6  Research Best Practices

Group Edit

This template only includes best practices as they apply to data and code. You may wish to edit this to add other best practices relevant to your group’s lab and/or field work.

Research Compendia

A research compendium is a collection of all the files (data, metadata, notes, code, manuscripts, etc.) associated with a research project. Even before the first data point is collected, some thought should be put into how you’ll organize your research compendium. This includes things like:

  • Directory structure
  • File naming conventions
  • File formats to use
  • Where the research compendium will be stored (shared drive? Box? your laptop?)

Directory Structure

A minimal research compendium might look like this:

project_name/
  ├── README.md
  ├── data/
  │   ├── metadata.txt
  │   └── my_raw_data.csv
  ├── scripts/
  │   ├── 01-wrangle_data.R
  │   ├── 02-fit_models.R
  │   └── 03-plot_results.R
  └── output/

The README.md file should contain at minimum 1) a brief description of the project, 2) who is involved, and 3) instructions on how to reproduce the analysis (e.g. what software is needed to run it, any manual steps that aren’t done by code, etc.). Once the project is complete (e.g. a paper is in review) it should also contain links or citation information for any products resulting from the project.

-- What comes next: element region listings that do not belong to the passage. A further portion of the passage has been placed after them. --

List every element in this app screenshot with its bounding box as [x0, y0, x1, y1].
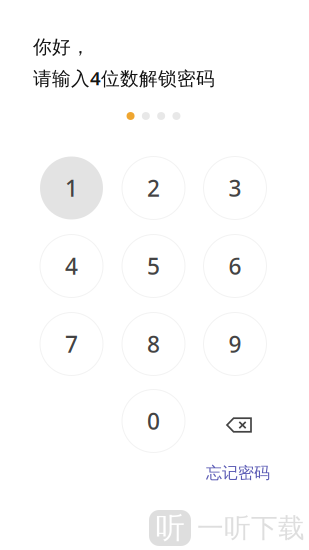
staticText: 5: [147, 251, 160, 281]
staticText: 忘记密码: [206, 463, 270, 483]
staticText: 6: [228, 251, 242, 281]
staticText: 7: [65, 329, 78, 359]
button[interactable]: 5: [122, 234, 185, 298]
button[interactable]: 0: [122, 390, 185, 452]
button[interactable]: 3: [204, 156, 266, 220]
button[interactable]: 7: [40, 312, 103, 376]
button[interactable]: 8: [122, 312, 185, 376]
staticText: 2: [147, 173, 160, 203]
button[interactable]: 6: [204, 234, 266, 298]
button[interactable]: 忘记密码: [195, 458, 281, 488]
staticText: 4: [65, 251, 78, 281]
button[interactable]: 4: [40, 234, 103, 298]
button[interactable]: 1: [40, 156, 103, 220]
staticText: 8: [147, 329, 160, 359]
staticText: 你好，: [33, 36, 90, 58]
staticText: 3: [228, 173, 242, 203]
button[interactable]: Delete: [204, 390, 266, 452]
staticText: 1: [65, 173, 78, 203]
staticText: 9: [228, 329, 242, 359]
staticText: 请输入4位数解锁密码: [33, 66, 215, 90]
staticText: 0: [147, 406, 160, 436]
staticText: 一听下载: [197, 512, 305, 544]
button[interactable]: 2: [122, 156, 185, 220]
staticText: 听: [156, 510, 184, 546]
button[interactable]: 9: [204, 312, 266, 376]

The data/ folder should contain the raw data for the project. This raw data should not be edited by hand. Files in the data/ folder should be considered (or actually made) read-only! This folder might contain separate data_raw/ and data_cleaned/ folders if there is a need to save intermediate data to disk, in which case the files in data_raw/ should be read-only. The data/ folder is also a good place for metadata—information about how to interpret the data and how/when/where it was collected (e.g. what the column names in my_raw_data.csv mean and what units the values are measured in).

Group Edit

You may wish to discuss as a group what constitutes “raw data”. For example, if you are entering data manually into Excel, at what point should that file be considered “finished” and treated as read-only?

The scripts/ folder is a place to put code to run your analysis. For R code, this folder is often called R/ by convention, and for other languages it might be called something like src/. In this example, I’ve used numbered file names to indicate the order in which scripts are to be run to reproduce the results.

The output/ folder is where any figures or summary data or tables created should be saved.

Other things a research compendium might contain, especially if it is made public (e.g. published as supplementary)

  • A code of conduct
  • A license file and/or citation file indicating how others can use your work
  • A docs/ folder for notes or manuscripts
  • A .bib file containing reference information for a manuscript

File naming conventions

As above, numbering scripts that should be run in order is always a good idea—make all the numbers the same number of digits (e.g. 09-, 10-, 11-) so they sort alphabetically in the right order.

When dates are relevant in file names, put them at the start and use the ISO format (YYYY-MM-DD) so that when sorted alphabetically they are in chronological order.

Avoid spaces and special characters that may not work on all operating systems. Similarly, file names are case sensitive on some systems and case-insensitive on others, so avoid capital letters in file names to keep things simple.

File formats

Preference non-proprietary and plain-text formats when possible. E.g. use .csv rather than .xlsx when there isn’t a need for multiple sheets or other Excel features.